Diskop UKM Perindag Medan menyatakan nyaris 90 ribu UMKM di Medan tercatat di Sistem Informasi Data Tunggal (SIDT) milik Kementerian Koperasi dan UKM pada tahun 2022.
Informasi dalam SIDT UMKM didapatkan dari Pendataan Lengkap Koperasi dan UMKM (PL-KUMKM).
Terkait barang impor, Pemerintah Indonesia menerapkan Peraturan Menteri Keuangan (PMK) Nomor 96 Tahun 2023 tentang Ketentuan Kepabeanan, Cukai, dan Pajak atas Impor dan Ekspor Barang Kiriman mulai 17 Oktober 2023.
Aturan tersebut merupakan revisi dari PMK Nomor 199/PMK.010/2019.
Ada enam perubahan yang ada di regulasi baru tersebut. Pertama, skema kemitraan antara Penyelenggara Perdagangan Melalui Sistem Elektronik (PPMSE) dengan Direktorat Jenderal Bea Cukai (DJBC) yang sebelumnya bersifat opsional, kini menjadi wajib.
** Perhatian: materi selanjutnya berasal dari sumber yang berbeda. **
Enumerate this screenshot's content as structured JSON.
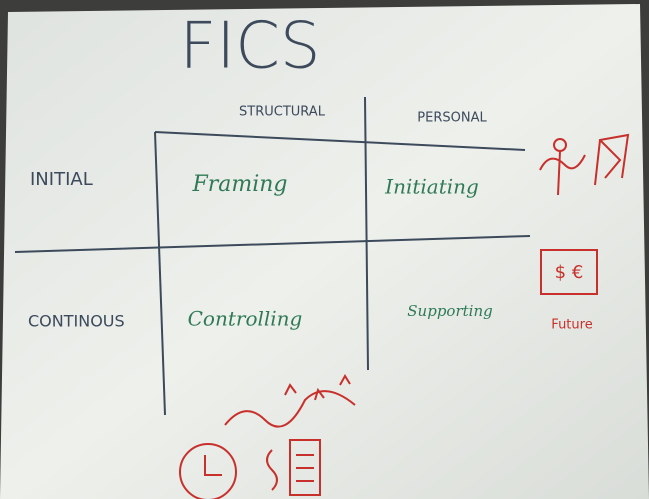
{
  "title": "FICS",
  "columns": [
    "STRUCTURAL",
    "PERSONAL"
  ],
  "rows": [
    {
      "label": "INITIAL",
      "cells": [
        "Framing",
        "Initiating"
      ]
    },
    {
      "label": "CONTINOUS",
      "cells": [
        "Controlling",
        "Supporting"
      ]
    }
  ],
  "notes": {
    "money": "$ €",
    "future": "Future"
  }
}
PPMSE yang dimaksud adalah yang melakukan transaksi impor barang kiriman dengan jumlah lebih dari 1.000 kiriman dalam periode satu tahun kalender. Sementara PPMSE yang bertransaksi di bawah jumlah tersebut dikecualikan dari kewajiban kemitraan
Kedua, bila pada PMK 199/2019 PPMSE diperlakukan sebagai mitra DJBC (pihak ketiga), pada PMK 96/2023 PPMSE diperlakukan sebagai importir.
Ketiga, pemerintah menambah empat komoditas baru yang dikenakan tarif "Most Favoured Nation" (MFN), yakni sepeda dengan tarif 25 persen hingga 40 persen, jam tangan 10 persen, kosmetik 10 persen sampai 15 persen, serta besi dan baja nol persen hingga 20 persen.
Dengan demikian, bila digabung dengan PMK 199/2019, maka terdapat delapan komoditas yang dikenakan tarif MFN, bersama dengan tekstil dan produk tekstil dengan tarif 15 persen hingga 25 persen, alas kaki atau sepatu 25 persen hingga 30 persen, tas 15 persen hingga 20 persen, serta buku nol persen.
Keempat, pemerintah mengubah pengaturan tentang "consignment note" (CN) pada PMK 96/2023. Kelima, sistem pemberitahuan pabean dan penetapan tarif/nilai pabean barang hasil perdagangan dilakukan secara "self-assesment", sehingga memungkinkan adanya sanksi.
Terakhir, pemerintah turut mengatur ketentuan ekspor barang kiriman pada PMK 96/2023. Hal itu bertujuan untuk mendorong ekspor usaha mikro, kecil, dan menengah (UMKM) seiring dengan meningkatnya perdagangan lintas negara melalui "e-commerce".